Welcome back, chums! So I thought I had a really good idea this week. One of the weirdest fads of the modern internet age is reaction videos. You watching someone else watch or play something (and depending on the video, you may or may not even get to watch what they are actually watching; sometimes, it’s JUST the people you get to see). I’m not bashing it—I watch some of these videos, too—it just got me thinking: Comic book reaction videos! You watch me read comics for the first time! But then I applied about twelve seconds of thought to the whole idea, and… no. No, that’s a terribly dry idea. But at first… man, I thought I was on to something. But it’d really just be a lot of page flipping, wouldn’t it? And staring down at the pages? Or not, I know people who can edit video; I can’t. I’ve become such a luddite in the last two decades. Stay tuned on this matter, I might try to figure this out yet. Just…a ten minute video if my reading and occasionally looking up to say “Oh man, you should have seen who Batman just punched!”. This can work.
What’s the point of this article again?
TITLE: The Life And Times of Scrooge McDuck
Writer and Artist: Don Rosa
Publisher: Egmont (whoa, there’s a new one by me)
Protagonists: Scrooge McDuck
Antagonists: The Beagle Boys, The Whiskervilles, other crooks and cons along the way.
This is a book I have had loaded on my Kindle for months (if not a year or more), and just never got around to reading. It just sat there and waited amidst other books that came and went as I removed or added them. And then this week, I thought I could do with something middling; an easy-peasy read that I could blow right through, find a thousand words to say it was a decent read for kiddies, slap a five-out-of-ten on, and be done with it. So I dove in.
And this one really surprised me, I have to be honest.
I wasn’t aware the series was an Eisner Award winner when I started it, or else that might have tipped me off, but there is some genuine heart and wit in this title. Obviously drawing from the characters that starred in the popular children’s cartoon Duck Tales, this book is certainly for younger readers. But at no point does it feel juvenile, nor does it lack the depth more experienced readers would want.
EDIT: People are very twittipated about the verbiage I used in that paragraph. I don’t know; it reads fine to me, but I’ll throw this in here. Obviously I’m not intending to imply that Ducktales created these characters, just that for a lot of fans (and especially given the time this book was released), Ducktales was a major source for these characters. Sorry for any confusion!
The series really covers all the major points of Scrooge’s pre-cartoon life, from the day he earns his Number One Dime as a ten year old in Scotland through his meeting his grand-nephews for the first time as an eighty year old duck. The story of the Number One Dime—a “payment” that Scrooge’s father planned for him to teach him about the harshness of the world and instill within his son a work ethic—sets Scrooge up to leave his family and seek his fortune. He trots the globe as well as time, and Scrooge’s adventures take him to not only North America, but also to Australia and Africa. Scrooge accrues a hell of a set of skills over the course of his adventures, but for the first several volumes is met with setback after setback and failure after failure.
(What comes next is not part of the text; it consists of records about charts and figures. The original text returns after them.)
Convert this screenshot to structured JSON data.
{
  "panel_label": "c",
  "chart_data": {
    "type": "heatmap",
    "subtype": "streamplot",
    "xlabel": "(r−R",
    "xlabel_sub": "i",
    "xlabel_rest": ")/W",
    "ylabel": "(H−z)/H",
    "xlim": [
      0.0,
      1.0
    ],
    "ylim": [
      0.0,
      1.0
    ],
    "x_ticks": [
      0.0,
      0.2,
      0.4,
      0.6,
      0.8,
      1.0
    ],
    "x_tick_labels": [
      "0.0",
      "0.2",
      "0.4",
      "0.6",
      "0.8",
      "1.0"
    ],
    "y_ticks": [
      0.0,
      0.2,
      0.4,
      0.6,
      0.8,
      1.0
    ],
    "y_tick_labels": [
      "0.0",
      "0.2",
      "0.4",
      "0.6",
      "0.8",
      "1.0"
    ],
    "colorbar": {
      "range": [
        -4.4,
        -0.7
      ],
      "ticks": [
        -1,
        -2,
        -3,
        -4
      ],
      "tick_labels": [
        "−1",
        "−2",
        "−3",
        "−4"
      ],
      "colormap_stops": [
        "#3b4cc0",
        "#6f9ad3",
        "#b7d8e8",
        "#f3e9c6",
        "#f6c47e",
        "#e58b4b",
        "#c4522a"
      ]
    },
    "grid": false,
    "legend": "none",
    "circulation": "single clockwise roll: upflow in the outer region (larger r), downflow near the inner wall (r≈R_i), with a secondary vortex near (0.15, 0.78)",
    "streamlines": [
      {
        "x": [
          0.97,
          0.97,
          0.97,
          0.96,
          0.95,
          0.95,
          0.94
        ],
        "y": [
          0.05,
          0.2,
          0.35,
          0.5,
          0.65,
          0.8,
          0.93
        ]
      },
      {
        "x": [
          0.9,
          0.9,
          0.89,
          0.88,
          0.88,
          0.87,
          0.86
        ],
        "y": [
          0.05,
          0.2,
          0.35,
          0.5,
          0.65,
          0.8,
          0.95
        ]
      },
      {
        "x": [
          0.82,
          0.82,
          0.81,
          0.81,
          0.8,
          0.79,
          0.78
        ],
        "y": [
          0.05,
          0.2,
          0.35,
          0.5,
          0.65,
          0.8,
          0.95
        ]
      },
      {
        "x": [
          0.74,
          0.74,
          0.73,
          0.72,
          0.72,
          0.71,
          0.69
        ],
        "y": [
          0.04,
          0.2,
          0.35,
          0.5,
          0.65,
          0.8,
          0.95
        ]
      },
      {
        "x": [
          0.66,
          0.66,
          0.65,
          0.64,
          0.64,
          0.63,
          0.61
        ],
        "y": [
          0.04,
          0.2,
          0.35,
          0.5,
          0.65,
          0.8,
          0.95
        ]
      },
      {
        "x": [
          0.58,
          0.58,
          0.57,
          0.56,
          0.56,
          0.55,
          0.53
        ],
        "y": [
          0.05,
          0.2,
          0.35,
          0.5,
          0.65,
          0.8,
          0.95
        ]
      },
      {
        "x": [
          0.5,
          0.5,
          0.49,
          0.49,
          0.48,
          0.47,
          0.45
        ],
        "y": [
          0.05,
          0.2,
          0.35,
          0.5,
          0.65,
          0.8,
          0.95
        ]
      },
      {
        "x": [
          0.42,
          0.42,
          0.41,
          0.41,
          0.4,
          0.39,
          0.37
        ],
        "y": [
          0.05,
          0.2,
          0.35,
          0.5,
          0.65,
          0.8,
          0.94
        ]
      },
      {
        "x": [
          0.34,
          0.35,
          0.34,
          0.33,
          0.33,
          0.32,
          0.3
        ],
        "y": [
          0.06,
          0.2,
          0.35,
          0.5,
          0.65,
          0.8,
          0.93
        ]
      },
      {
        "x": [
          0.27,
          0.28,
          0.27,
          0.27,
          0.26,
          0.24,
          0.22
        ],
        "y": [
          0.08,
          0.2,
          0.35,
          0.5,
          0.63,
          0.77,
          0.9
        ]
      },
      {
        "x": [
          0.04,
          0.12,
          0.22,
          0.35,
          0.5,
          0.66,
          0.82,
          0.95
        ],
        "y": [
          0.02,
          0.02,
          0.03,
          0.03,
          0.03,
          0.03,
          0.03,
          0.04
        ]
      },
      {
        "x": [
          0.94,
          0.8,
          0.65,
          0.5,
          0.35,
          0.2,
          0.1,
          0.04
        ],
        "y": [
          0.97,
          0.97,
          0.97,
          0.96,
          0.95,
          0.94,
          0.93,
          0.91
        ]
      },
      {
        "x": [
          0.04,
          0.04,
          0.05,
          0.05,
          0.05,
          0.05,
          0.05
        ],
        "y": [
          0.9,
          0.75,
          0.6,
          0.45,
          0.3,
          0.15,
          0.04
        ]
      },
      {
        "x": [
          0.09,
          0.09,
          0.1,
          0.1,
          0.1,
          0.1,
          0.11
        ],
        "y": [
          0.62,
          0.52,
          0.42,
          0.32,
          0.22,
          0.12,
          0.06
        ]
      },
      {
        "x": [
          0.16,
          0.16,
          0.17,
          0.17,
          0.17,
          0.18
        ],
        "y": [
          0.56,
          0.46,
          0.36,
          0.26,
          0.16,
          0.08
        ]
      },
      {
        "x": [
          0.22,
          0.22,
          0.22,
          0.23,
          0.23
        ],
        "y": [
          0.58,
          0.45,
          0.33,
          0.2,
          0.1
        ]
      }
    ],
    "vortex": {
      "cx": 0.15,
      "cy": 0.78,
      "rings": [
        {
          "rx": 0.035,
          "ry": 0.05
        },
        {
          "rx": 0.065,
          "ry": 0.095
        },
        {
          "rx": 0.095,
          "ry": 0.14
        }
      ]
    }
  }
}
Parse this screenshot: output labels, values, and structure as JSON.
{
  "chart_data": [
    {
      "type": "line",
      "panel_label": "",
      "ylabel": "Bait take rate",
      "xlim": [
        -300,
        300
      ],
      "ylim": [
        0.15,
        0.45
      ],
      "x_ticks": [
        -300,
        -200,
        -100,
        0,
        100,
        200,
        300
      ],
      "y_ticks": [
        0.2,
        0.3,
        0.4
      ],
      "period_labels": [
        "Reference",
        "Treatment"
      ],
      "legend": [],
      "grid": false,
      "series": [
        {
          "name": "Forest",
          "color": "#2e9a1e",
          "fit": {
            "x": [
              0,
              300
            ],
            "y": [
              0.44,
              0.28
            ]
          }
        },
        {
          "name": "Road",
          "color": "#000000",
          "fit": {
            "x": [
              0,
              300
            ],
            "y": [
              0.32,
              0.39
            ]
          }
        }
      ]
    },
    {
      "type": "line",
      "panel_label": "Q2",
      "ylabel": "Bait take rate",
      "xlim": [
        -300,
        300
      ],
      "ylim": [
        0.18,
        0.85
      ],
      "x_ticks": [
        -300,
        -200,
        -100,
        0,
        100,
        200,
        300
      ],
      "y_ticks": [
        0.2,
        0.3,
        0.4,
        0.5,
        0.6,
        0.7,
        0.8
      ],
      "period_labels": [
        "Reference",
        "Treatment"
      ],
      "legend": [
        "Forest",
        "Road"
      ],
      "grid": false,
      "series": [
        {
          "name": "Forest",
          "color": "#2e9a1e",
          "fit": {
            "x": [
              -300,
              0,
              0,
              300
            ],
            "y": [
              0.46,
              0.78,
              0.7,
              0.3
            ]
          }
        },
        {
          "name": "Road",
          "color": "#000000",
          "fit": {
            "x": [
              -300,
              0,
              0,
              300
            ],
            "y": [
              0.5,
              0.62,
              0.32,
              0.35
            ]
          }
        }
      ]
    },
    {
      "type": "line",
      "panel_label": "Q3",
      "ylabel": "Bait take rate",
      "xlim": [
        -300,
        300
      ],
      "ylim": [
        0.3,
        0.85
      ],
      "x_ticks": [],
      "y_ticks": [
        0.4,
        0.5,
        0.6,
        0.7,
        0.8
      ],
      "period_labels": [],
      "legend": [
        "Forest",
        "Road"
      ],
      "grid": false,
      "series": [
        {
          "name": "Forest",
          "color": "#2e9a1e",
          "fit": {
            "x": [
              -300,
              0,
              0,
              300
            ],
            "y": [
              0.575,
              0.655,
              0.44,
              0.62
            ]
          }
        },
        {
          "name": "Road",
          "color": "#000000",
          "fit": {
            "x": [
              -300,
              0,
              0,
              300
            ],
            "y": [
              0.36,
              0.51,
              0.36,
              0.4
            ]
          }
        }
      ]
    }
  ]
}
It is at about the midway point in the series that McDuck finally has some true success by mining for gold in the Yukon, and possibly coincidentally, those are some of the best chapters.
While in the Yukon and making the base of his fortune, Scrooge meets “Glittering” Goldie O’Gilt, a singer for a local saloon. The two become rivals, and at one point, Scrooge kidnaps her to work on his claim after Goldie attempts to rob him. Their relationship isn’t anything brand new—it’s a play on the “will they/won’t they” tease, and for that matter, Don Rosa did not even create Goldie or come up with the basis of their relationship (Goldie and parts of her backstory appeared in an older Scrooge comic, as well as an episode of the cartoon, now pardon my thought break within a thought break)—but it’s just handled so brilliant by Rosa that you can’t help but feel for the two. It does break from the typical “will they/won’t they” trope in that, well, ultimately they don’t, but Rosa’s deft work showing how the two ducks fight their own feelings only to come so close to admitting them to each other is the height of Scrooge’s life and times.
The series loses a touch of steam near the end—the last issue in particular is kind of a throwaway story of Scrooge and his nephews stopping a Beagle Boys plot to steal his wealth—but the series overall is actually pretty enjoyable. The one complaint I really had about it (that near the end, Scrooge’s sisters estrange themselves from him and the story never resolves that) isn’t really valid because the eventual outcome would be revealed a few years later in another comic. But as a standalone arc, I did feel that it was a letdown when they just vanished and did not come back at all.
Talking Point: Children’s cartoon characters receiving a well-written backstory that makes them a more developed character that can be appreciated by anyone. Who would you like to see? Who else has received one that you enjoyed?
Yeah, this was an absolute joy to read. It’s not Watchmen or anything, but it’s smart, packs an emotional punch, makes you care about the players within, and is full of humor you can enjoy at any age. This was a great surprise book for me this week.